Et si nous nous obligions à regarder notre société en face?
Vraiment, car un jeune chauffeur de bus à la Ratp est-il devenu fou pour devenir islamo-fasciste et assassiner, sans état d'âme, d'autres jeunes au Bataclan? Quelque chose a raté et la seule réponse sécuritaire, comme la chaude compassion envers les victimes, ne suffira pas à faire oublier que l'ex-patrie des droits de l'Homme recense des barbares fanatisés sur son sol.
Oui, quelque chose a raté et nous n'en discutons pas en laissant le beau rôle au clos politicien de la pensée unique.
Nous ne discutons pas de l'impasse dans lequel ont été enferrés des hommes et des femmes, venus de nos anciennes colonies pour vendre leur force de travail au capitalisme français. Lequel les a jetés ensuite dans le tréfonds des cités pour les oublier.
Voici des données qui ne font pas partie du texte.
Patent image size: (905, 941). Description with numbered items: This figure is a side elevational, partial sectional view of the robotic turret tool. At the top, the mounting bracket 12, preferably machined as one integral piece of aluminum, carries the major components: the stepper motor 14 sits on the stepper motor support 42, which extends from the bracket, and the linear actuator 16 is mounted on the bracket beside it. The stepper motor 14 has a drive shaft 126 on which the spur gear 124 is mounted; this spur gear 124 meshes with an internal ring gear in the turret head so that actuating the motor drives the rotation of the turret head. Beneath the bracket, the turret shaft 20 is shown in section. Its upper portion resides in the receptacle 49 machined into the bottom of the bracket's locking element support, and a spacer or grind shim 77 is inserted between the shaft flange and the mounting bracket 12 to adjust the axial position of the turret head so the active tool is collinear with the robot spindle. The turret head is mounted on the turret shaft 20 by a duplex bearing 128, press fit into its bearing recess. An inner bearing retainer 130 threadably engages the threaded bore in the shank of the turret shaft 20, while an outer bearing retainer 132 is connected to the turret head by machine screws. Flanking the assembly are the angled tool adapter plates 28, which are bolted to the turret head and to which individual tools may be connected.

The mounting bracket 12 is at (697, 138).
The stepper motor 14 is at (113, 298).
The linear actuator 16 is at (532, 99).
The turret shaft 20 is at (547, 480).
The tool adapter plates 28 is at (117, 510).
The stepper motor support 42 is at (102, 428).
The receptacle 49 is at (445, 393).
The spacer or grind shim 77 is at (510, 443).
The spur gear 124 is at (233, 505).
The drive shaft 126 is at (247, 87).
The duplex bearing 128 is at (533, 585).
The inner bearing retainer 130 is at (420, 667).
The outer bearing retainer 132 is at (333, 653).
Nous ne discutons pas de leurs enfants et leurs petits-enfants nés en France dans ces ghettos, avec pour seule perspective le chômage et la précarité ou la délinquance, tout en rejetant la religion calme de leurs aînés. Et de peur de stimagtiser la confession musulmane, nous ne discutons pas de l'islam d'extrême droite et de son financement, alors que cette bête immonde englue dans ses rêts trop de jeunes. La défense de la laïcité n'est pas le silence obtus. Encore que, loin de stigmatiser l'islam de France, selon les sociologues plus de 20% de dijhadistes sont des convertis, élevés eux dans la soi-disant laïcité de la République française. Là aussi, quelque chose a raté.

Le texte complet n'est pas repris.